La Costituzione prevede un obbligo di motivazione delle Sentenze necessario per comprendere le ragioni del provvedimento e – come detto – per controllare l’iter logico-giuridico seguito dal Giudice nella valutazione degli elementi di prova valutati (sia quelli specificamente posti a fondamento della pronuncia, sia quelli disattesi eventualmente dedotti dalla difesa).

La comprensione delle motivazioni poste dal Giudice alla base della sua decisione è anche concretizzazione del diritto del condannato di impugnare la Sentenza (in Appello o in Cassazione) affinchè la stessa sia riformata in modo a lui più favorevole (evidentemente, se oscure fossero le ragioni del giudicato; impossibile sarebbe una critica dello stesso).

A tale obbligo sembra fare eccezione la sentenza che applica la pena concordata tra le parti, cioè tra l’imputato e il pubblico ministero, in quel procedimento speciale comunemente chiamato patteggiamento.

L’eccezione non è espressamente prevista dalla Legge, ma è ricavabile in via interpretativa dalla giurisprudenza, ovvero dalle decisioni dei Giudici (prevalentemente della Corte di Cassazione il c.d. “Giudice delle Leggi” poichè deputato al controllo della corretta applicazione delle norme di Legge effettuata dai Giudici di grado inferiore).

Con una recente sentenza (Cass. 1731/2012) i giudici al vertice della gerarchia giurisdizionale (la Corte di Cassazione, appunto) hanno ricordato come in sede di patteggiamento tutte le statuizioni concordate tra le parti e recepite in sentenza, purché non illegittime, costituiscono la manifestazione di un potere dispositivo sul punto riconosciuto alle parti.

Il giudice può ratificare l’accordo oppure negarlo, ma non proporne uno diverso.

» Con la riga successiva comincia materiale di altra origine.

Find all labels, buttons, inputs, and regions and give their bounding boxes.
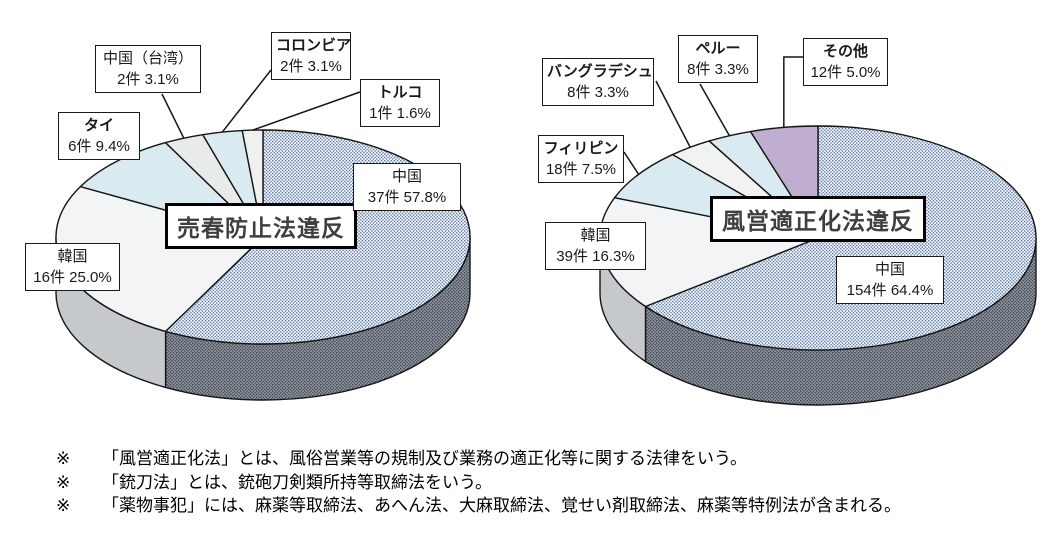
leader-lines [161, 56, 804, 175]
country-name: トルコ [377, 84, 423, 101]
label-box-philippines: フィリピン 18件 7.5% [538, 135, 624, 183]
country-name: タイ [83, 117, 114, 134]
footnote-row: ※ 「銃刀法」とは、銃砲刀剣類所持等取締法をいう。 [56, 471, 901, 495]
label-box-colombia: コロンビア 2件 3.1% [271, 32, 351, 80]
country-name: その他 [822, 43, 868, 60]
right-pie-title: 風営適正化法違反 [710, 196, 926, 242]
count-percent: 8件 3.3% [567, 84, 629, 101]
reference-mark-icon: ※ [56, 449, 71, 468]
count-percent: 154件 64.4% [846, 282, 934, 299]
footnote-text: 「銃刀法」とは、銃砲刀剣類所持等取締法をいう。 [102, 472, 492, 492]
country-name: 中国 [874, 261, 905, 278]
footnote-text: 「風営適正化法」とは、風俗営業等の規制及び業務の適正化等に関する法律をいう。 [102, 449, 747, 468]
count-percent: 16件 25.0% [33, 269, 112, 286]
footnote-row: ※ 「薬物事犯」には、麻薬等取締法、あへん法、大麻取締法、覚せい剤取締法、麻薬等… [56, 494, 901, 518]
leader-line [623, 151, 640, 175]
pie-right-group [599, 125, 1037, 406]
footnote-row: ※ 「風営適正化法」とは、風俗営業等の規制及び業務の適正化等に関する法律をいう。 [56, 447, 901, 471]
country-name: フィリピン [543, 140, 619, 157]
country-name: ペルー [695, 40, 741, 57]
count-percent: 1件 1.6% [369, 105, 431, 122]
label-box-china-left: 中国 37件 57.8% [353, 163, 461, 211]
footnote-text: 「薬物事犯」には、麻薬等取締法、あへん法、大麻取締法、覚せい剤取締法、麻薬等特例… [102, 496, 901, 515]
leader-line [783, 56, 804, 128]
label-box-peru: ペルー 8件 3.3% [678, 35, 758, 83]
left-pie-title: 売春防止法違反 [165, 203, 357, 249]
count-percent: 18件 7.5% [545, 161, 617, 178]
label-box-others: その他 12件 5.0% [803, 38, 888, 86]
label-box-china-taiwan: 中国（台湾） 2件 3.1% [95, 45, 201, 93]
country-name: コロンビア [276, 37, 352, 54]
label-box-thailand: タイ 6件 9.4% [58, 112, 140, 160]
count-percent: 12件 5.0% [810, 64, 881, 81]
country-name: 中国（台湾） [102, 50, 193, 67]
reference-mark-icon: ※ [56, 496, 71, 515]
count-percent: 39件 16.3% [556, 248, 635, 265]
count-percent: 6件 9.4% [68, 138, 130, 155]
count-percent: 2件 3.1% [117, 71, 179, 88]
label-box-china-right: 中国 154件 64.4% [836, 256, 944, 304]
label-box-bangladesh: バングラデシュ 8件 3.3% [542, 58, 654, 106]
label-box-turkey: トルコ 1件 1.6% [360, 79, 440, 127]
leader-line [161, 93, 185, 139]
country-name: 中国 [391, 168, 422, 185]
count-percent: 37件 57.8% [367, 189, 447, 206]
count-percent: 2件 3.1% [280, 58, 342, 75]
leader-line [221, 69, 272, 133]
country-name: バングラデシュ [547, 63, 653, 80]
count-percent: 8件 3.3% [687, 61, 749, 78]
leader-line [655, 80, 691, 148]
footnotes-block: ※ 「風営適正化法」とは、風俗営業等の規制及び業務の適正化等に関する法律をいう。… [56, 447, 901, 518]
country-name: 韓国 [580, 227, 611, 244]
label-box-korea-left: 韓国 16件 25.0% [25, 243, 120, 291]
country-name: 韓国 [57, 248, 88, 265]
leader-line [252, 91, 361, 131]
leader-line [699, 83, 731, 137]
reference-mark-icon: ※ [56, 472, 71, 492]
label-box-korea-right: 韓国 39件 16.3% [545, 222, 646, 270]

E quell’accordo non può essere rimesso in discussione attraverso un ricorso in Cassazione dalle stesse parti che vi hanno partecipato.

Non solo.

È logico che la parte che abbia aderito ad un accordo non possa lamentarsi del difetto o del vizio di motivazione, perché proponendo un accordo già concluso con il suo contraddittore (di solito è l’imputato che propone al pubblico ministero un accordo sull’entità e il tipo di pena) implicitamente esonera il giudice – a cui l’accordo è sottoposto per la “ratifica”– dal dover rendere conto di quegli aspetti che, invece, sono importanti quando il giudice deve decidere nel merito riguardo la colpevolezza o meno dell’imputato.